In the comparisons for variation between each two groups, 5mA Group showed greater improvement in the signs than other two groups, in the dryness, asthenopia, blurred vision, and photophobia symptom scores than 0mA Group, and in the dryness, pain, and blurred vision symptom scores than 3mA Group. However, 3mA Group had greater improvement than 0mA Group in the symptoms of asthenopia and blurred vision.
Again we explained 5mA could be a better parameter, which might be applied to long-term research. In the comparison of 5mA and 3 mA, we might speculate the greater the energy is, the better promote for lacrimal glands, MGs and nerves, which contribute more tear production, better secretions of MGs and less ocular pain. And more stable tear film brought the relief of dryness and blurred vision, and more activation of analgesic pathways brought the relief of pain. Maybe we could include higher energy in our future observation. However, the comparison of 0mA and 3 mA might expose low-energy acupoint stimulation could also better improve asthenopia. We suspect that its squeezing for MG as a patch might work.

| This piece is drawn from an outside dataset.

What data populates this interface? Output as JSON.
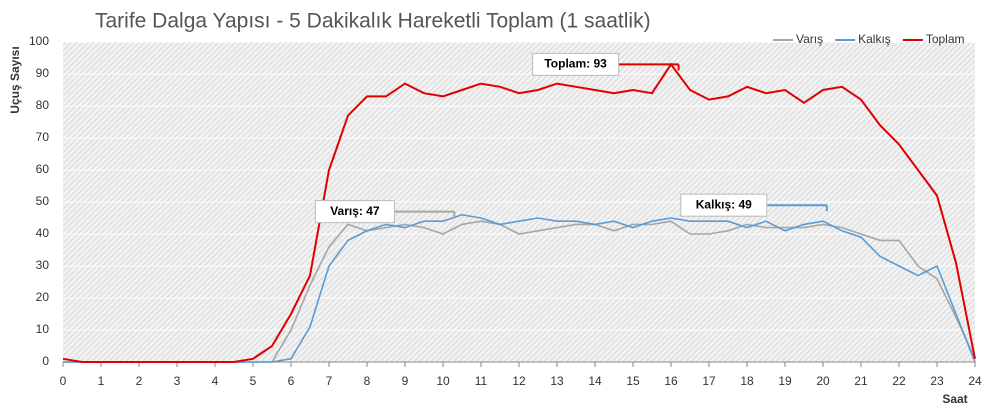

The strength of our study is that it provided new therapeutic option for DED treatment, as well as reasonable guidance and recommendations for parameter adjustment. There are also limitations to our study. First, the following-up duration was rather short, only half an hour after treatment was assessed. Our ongoing study will be further improved. Second, parameter optimization could not be performed, and we will try higher energy and include comparative assessment below safe premise. The frequency dependent should also be explored. Third, we did not evaluate the MGs expressibility and secretion quality, corneal staining, corneal sensitivity and so on. Further long-term studies should include a larger sample size, optimized parameters and additional examinations, including eyelid margins for conditions such as telangiectasia, irregularity, and neovascularity, corneal nerve layer detection, for further confirmation of our conjecture. The therapeutic mechanisms for TEAS will be further aided by vitro studies of molecular biology. Animal studies may involve its effect on lacrimal glands, MGs and nerves.
In summary, we found that TEAS were effective in the treatment of DED. However, 5mA provided greater signs and symptoms relief. TEAS can be a new therapeutic option for the treatment of DED.